Em duas ponderáveis razões de ser repousa, dessarte, a persecução penal preliminar.

Primeiro, ostenta função preservadora, consistente em “preservar a inocência contra acusações infundadas e o organismo judiciário contra o custo e a inutilidade em que estas redundariam”, propiciando sólida “base e elementos para a propositura e exercício da ação penal”.

Assim, por mais perspicaz e circunspecta, a autoridade que dirige a investigação inicial, quando ainda perdura o alarma provocado pelo crime, está sujeita a equívocos ou falsos juízos a priori, ou a sugestões tendenciosas.

Neste esteio, ao lado da Policia Judiciária que detém a competência para investigar e do Ministério Público para fiscalizar, também estão em jogo os direitos e garantias que assistem a qualquer indiciado ou a qualquer pessoa sob investigação do Estado, devendo ser observadas, sempre, por seus agentes, as hipóteses de reserva constitucional de jurisdição e, também, as prerrogativas profissionais de que se acham investidos, em nosso País, os Advogados (Lei 8.906/94, artigo 7º, notadamente os incisos I, II, III, XI, XIII, XIV e XIX), sem prejuízo da possibilidade – sempre presente no Estado democrático de Direito – do permanente controle jurisdicional dos atos, necessariamente documentados (Súmula Vinculante 14), praticados pelos membros dessa instituição”.

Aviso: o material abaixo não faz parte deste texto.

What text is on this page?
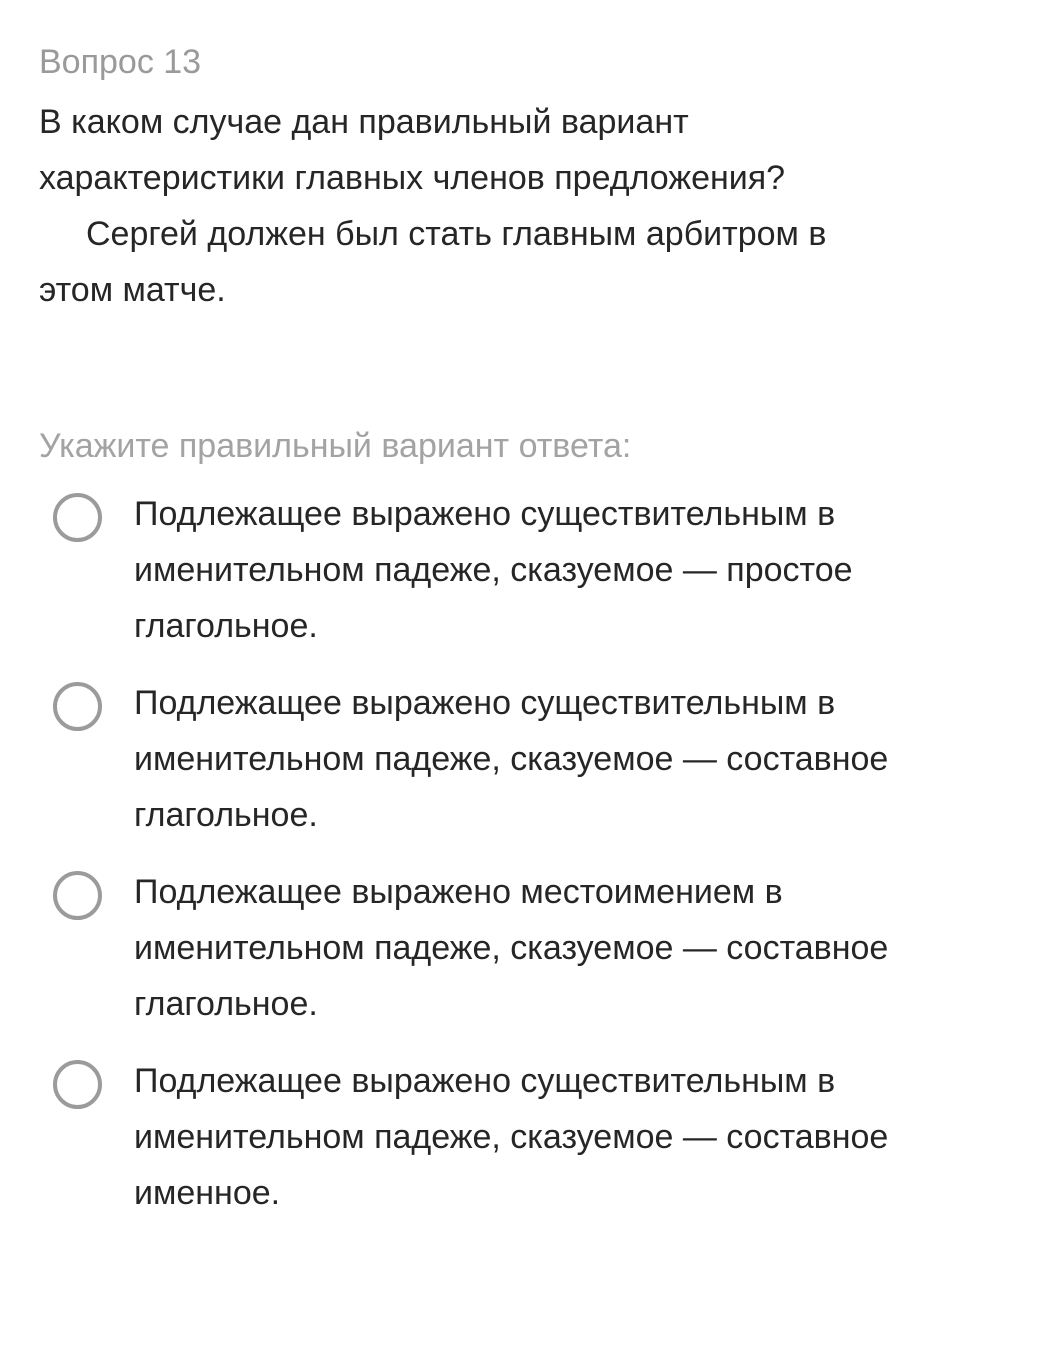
Вопрос 13
В каком случае дан правильный вариант
характеристики главных членов предложения?
Сергей должен был стать главным арбитром в
этом матче.
Укажите правильный вариант ответа:
Подлежащее выражено существительным в
именительном падеже, сказуемое — простое
глагольное.
Подлежащее выражено существительным в
именительном падеже, сказуемое — составное
глагольное.
Подлежащее выражено местоимением в
именительном падеже, сказуемое — составное
глагольное.
Подлежащее выражено существительным в
именительном падеже, сказуемое — составное
именное.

Portanto, o exercício da atuação do advogado criminalista não repousa somente durante ação penal como querem fazer crer alguns, mas também, durante a investigação policial, pois o advogado, não pode se manter na posição de mero espectador das investigações desenvolvidas pela polícia judiciária, como se o inquérito policial; consistisse apenas de base para acusações legítimas, ou, como se não houvesse investidas ilegais contra o cidadão de bem.

O inquérito é também suporte para advogado criminal requerer o arquivamento do procedimento investigatório, quando se verifique sejam ineficazes as provas reunidas, quanto à existência do fato ou definição da autoria, ou logo demonstrem que o fato é inexistente ou atípico, ou, ainda, que há causa de exclusão da antijuridicidade ou de extinção da punibilidade, e, nesses termos, caracteriza poderoso instrumento de defesa e de tutela de direitos fundamentais, na medida em que, em muitos desses casos, a obrigatória decisão judicial de arquivamento é coberta por res iudicata material.

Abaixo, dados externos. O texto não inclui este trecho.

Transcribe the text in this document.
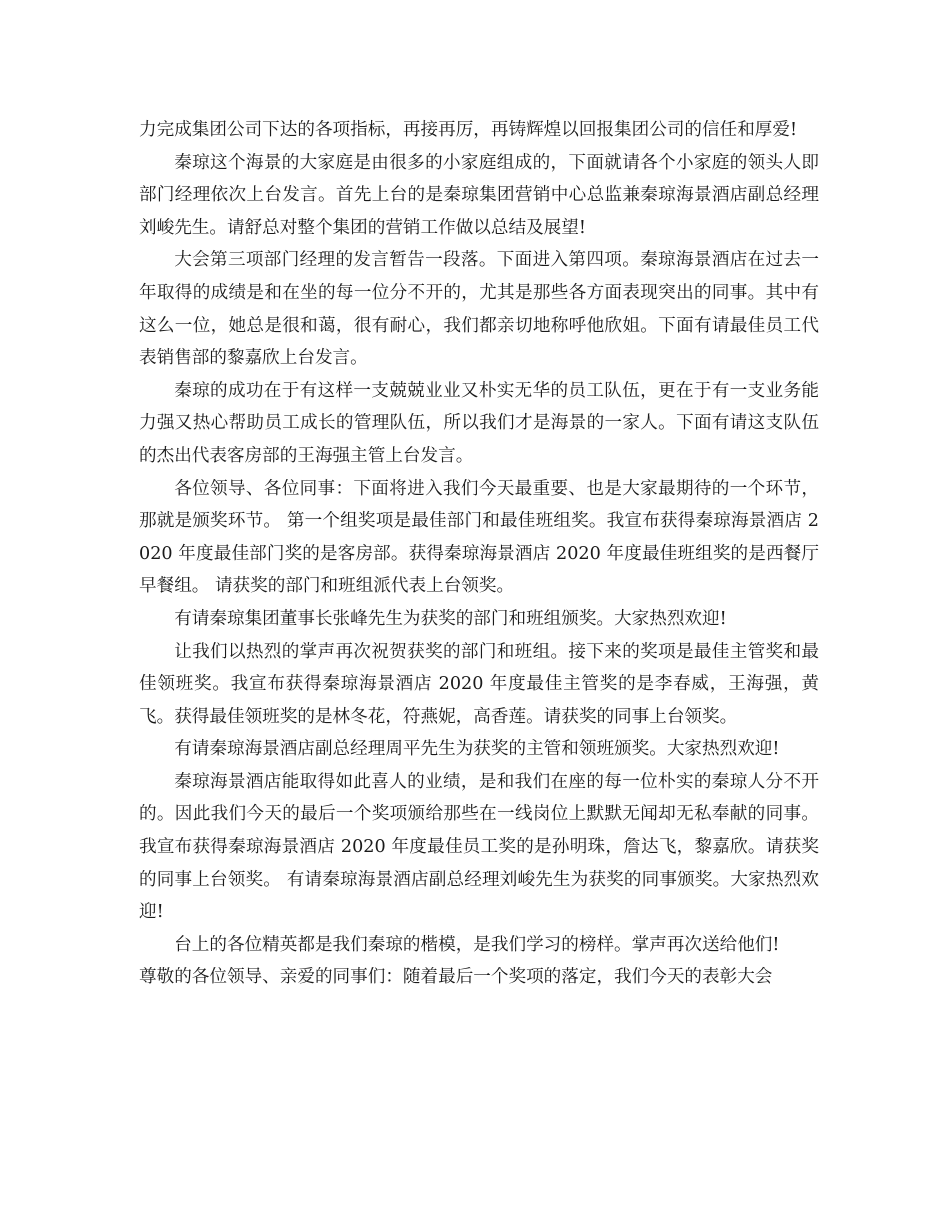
力完成集团公司下达的各项指标，再接再厉，再铸辉煌以回报集团公司的信任和厚爱!

秦琼这个海景的大家庭是由很多的小家庭组成的，下面就请各个小家庭的领头人即部门经理依次上台发言。首先上台的是秦琼集团营销中心总监兼秦琼海景酒店副总经理刘峻先生。请舒总对整个集团的营销工作做以总结及展望!

大会第三项部门经理的发言暂告一段落。下面进入第四项。秦琼海景酒店在过去一年取得的成绩是和在坐的每一位分不开的，尤其是那些各方面表现突出的同事。其中有这么一位，她总是很和蔼，很有耐心，我们都亲切地称呼他欣姐。下面有请最佳员工代表销售部的黎嘉欣上台发言。

秦琼的成功在于有这样一支兢兢业业又朴实无华的员工队伍，更在于有一支业务能力强又热心帮助员工成长的管理队伍，所以我们才是海景的一家人。下面有请这支队伍的杰出代表客房部的王海强主管上台发言。

各位领导、各位同事：下面将进入我们今天最重要、也是大家最期待的一个环节，那就是颁奖环节。 第一个组奖项是最佳部门和最佳班组奖。我宣布获得秦琼海景酒店 2020 年度最佳部门奖的是客房部。获得秦琼海景酒店 2020 年度最佳班组奖的是西餐厅早餐组。 请获奖的部门和班组派代表上台领奖。

有请秦琼集团董事长张峰先生为获奖的部门和班组颁奖。大家热烈欢迎!

让我们以热烈的掌声再次祝贺获奖的部门和班组。接下来的奖项是最佳主管奖和最佳领班奖。我宣布获得秦琼海景酒店 2020 年度最佳主管奖的是李春威，王海强，黄飞。获得最佳领班奖的是林冬花，符燕妮，高香莲。请获奖的同事上台领奖。

有请秦琼海景酒店副总经理周平先生为获奖的主管和领班颁奖。大家热烈欢迎!

秦琼海景酒店能取得如此喜人的业绩，是和我们在座的每一位朴实的秦琼人分不开的。因此我们今天的最后一个奖项颁给那些在一线岗位上默默无闻却无私奉献的同事。我宣布获得秦琼海景酒店 2020 年度最佳员工奖的是孙明珠，詹达飞，黎嘉欣。请获奖的同事上台领奖。 有请秦琼海景酒店副总经理刘峻先生为获奖的同事颁奖。大家热烈欢迎!

台上的各位精英都是我们秦琼的楷模，是我们学习的榜样。掌声再次送给他们!

尊敬的各位领导、亲爱的同事们：随着最后一个奖项的落定，我们今天的表彰大会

 JOAQUIM CANUTO MENDES DE ALMEIDA:

“A instrução preliminar é uma ‘instituição indispensável à justiça penal’. Seu primeiro benefício é ‘proteger o inculpado’. Dá à defesa a faculdade de dissipar as suspeitas, de combater os indícios, de explicar os fatos e de destruir a prevenção no nascedouro; propicia-lhe meios de desvendar prontamente a mentira e de evitar o constrangimento da investigação e a escandalosa publicidade do julgamento.

Assim, salvo as diligências em curso dotadas de segredo absoluto que pode frustrar a investigação policial, todas as demais provas, sejam de pesquisas, investigações, testemunhos e demais diligências já cumpridas pela autoridade policial devem ser disponibilizadas a defesa do investigado, como meio, ainda que diferido, do exercício do contraditório para eventualmente pugnar pela inobservância da verdade real e por rumos arenosos que eventualmente possa constatar.

Em muitos casos, tanto a investigação criminal, como o próprio processo penal, todavia, estão em jogo, em relação ao acusado, especificamente a liberdade física, vista como um dos mais importantes e sensíveis direitos da personalidade.

Em dias atuais a presença maciça deferimentos de medidas cautelares no bojo do inquérito policial implica ao investigado pesadas consequências, assim do ponto de vista prático, como teórico.

A despeito da garantia constitucional da proibição de prévia consideração de culpabilidade, a só pendência, por exemplo de uma Busca apreensão, de quebra de sigilo telefônico e da própria prisão preventiva durante o curso das investigações representam sempre, do ângulo empírico, perante a sociedade, um estigma, um sinal infamante, reconhecido como tal não apenas por preconceito.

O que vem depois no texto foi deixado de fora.